With the worst of the pandemic behind it, King’s Hawaiian moves into 2021 with a clear vision for the long-term future of the business having recently rolled out a strategy for 2025 and 2035. Consisting of six strategic imperatives, the vision includes a focus on improving relationships with retailers and customers, as well as acquisition plans for frozen aisle products. John explains more.

“We are involved in three acquisitions at present,” he states. “One of them closed in mid-January, one of them is set to close in the next two weeks, and one of them is actually an agreement to acquire in mid-2022. One of the things these products have in common is that they are irresistible brands sold in the store’s perimeter or frozen aisles, not in the center of the store.
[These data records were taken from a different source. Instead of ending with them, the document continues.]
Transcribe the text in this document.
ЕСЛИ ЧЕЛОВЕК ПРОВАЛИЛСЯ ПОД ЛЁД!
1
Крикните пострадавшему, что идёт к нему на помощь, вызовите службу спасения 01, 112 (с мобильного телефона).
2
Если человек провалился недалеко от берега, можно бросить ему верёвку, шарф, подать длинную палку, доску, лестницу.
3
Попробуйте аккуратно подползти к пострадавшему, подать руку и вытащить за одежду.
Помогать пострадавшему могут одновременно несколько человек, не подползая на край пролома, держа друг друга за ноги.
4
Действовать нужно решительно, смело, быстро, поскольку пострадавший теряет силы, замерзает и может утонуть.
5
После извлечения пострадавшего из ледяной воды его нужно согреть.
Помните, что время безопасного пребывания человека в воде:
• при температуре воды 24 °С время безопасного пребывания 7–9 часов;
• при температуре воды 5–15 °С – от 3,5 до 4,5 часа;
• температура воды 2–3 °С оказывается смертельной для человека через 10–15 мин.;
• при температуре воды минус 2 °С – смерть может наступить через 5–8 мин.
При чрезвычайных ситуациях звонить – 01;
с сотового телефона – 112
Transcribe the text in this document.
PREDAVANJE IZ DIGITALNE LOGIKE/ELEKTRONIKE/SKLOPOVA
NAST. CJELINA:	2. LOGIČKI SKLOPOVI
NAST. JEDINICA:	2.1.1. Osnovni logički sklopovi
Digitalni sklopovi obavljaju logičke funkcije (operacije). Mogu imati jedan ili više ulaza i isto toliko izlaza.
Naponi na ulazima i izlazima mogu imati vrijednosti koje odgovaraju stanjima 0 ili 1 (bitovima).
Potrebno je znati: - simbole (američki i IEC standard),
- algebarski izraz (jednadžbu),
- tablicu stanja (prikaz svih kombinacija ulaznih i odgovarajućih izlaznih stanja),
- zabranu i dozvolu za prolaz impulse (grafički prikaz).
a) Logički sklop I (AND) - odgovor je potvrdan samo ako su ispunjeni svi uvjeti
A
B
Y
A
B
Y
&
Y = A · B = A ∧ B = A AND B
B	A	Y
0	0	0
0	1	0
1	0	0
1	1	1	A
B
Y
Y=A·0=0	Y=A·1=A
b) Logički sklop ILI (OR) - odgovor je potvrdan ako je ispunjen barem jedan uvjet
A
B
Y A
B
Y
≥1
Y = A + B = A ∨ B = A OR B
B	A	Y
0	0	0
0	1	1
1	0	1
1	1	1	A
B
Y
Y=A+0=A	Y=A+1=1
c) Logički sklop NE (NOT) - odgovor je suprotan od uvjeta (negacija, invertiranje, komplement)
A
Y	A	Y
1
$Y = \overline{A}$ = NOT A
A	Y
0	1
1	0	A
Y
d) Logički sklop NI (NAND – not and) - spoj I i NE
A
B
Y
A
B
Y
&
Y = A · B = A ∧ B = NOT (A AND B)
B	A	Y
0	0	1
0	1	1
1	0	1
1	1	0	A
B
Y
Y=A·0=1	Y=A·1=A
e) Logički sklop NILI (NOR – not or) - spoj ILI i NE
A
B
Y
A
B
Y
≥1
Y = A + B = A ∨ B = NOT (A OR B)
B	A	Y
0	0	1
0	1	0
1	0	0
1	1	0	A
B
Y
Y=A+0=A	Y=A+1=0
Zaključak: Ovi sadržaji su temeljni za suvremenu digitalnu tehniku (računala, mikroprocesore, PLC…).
“There are some brands out there that, when mentioned, people say, ‘Oh, I love that brand, that’s my favorite’,” John adds. “Everything we acquire in the years ahead will be that sort of brand.”

King’s Hawaiian’s commitment to long-term future planning is a source of pride for the company’s management team and a key factor behind the firm’s longevity and success. As a private business, King’s Hawaiian remains autonomous in its decision-making processes and is therefore free to commit over 50 per cent of John’s time and resources to planning for the next five to ten years.

The trademark emphasis on a long-term approach to business is replicated in King’s Hawaiian’s dealings with retailers. Unlike many of its competitors, the company builds Foodsrelationships that last, adding value and working collaboratively to create a better future for all parties. 70 years since it all began, King’s Hawaiian’s ‘ohana keeps growing.

“Whereas most companies go into a retailer, pitch a promotion and then move on to the next one, at King’s Hawaiian we find that our most productive relationships with retail customers involve building a three- or four-year plan,” John remarks. “Sometimes we sit down with a retailer’s Senior Vice President or CEO and make a multi-year strategy for how to achieve significant business growth - often doubling or tripling the existing numbers. I don’t think we’ve ever missed delivering on one of those plans.”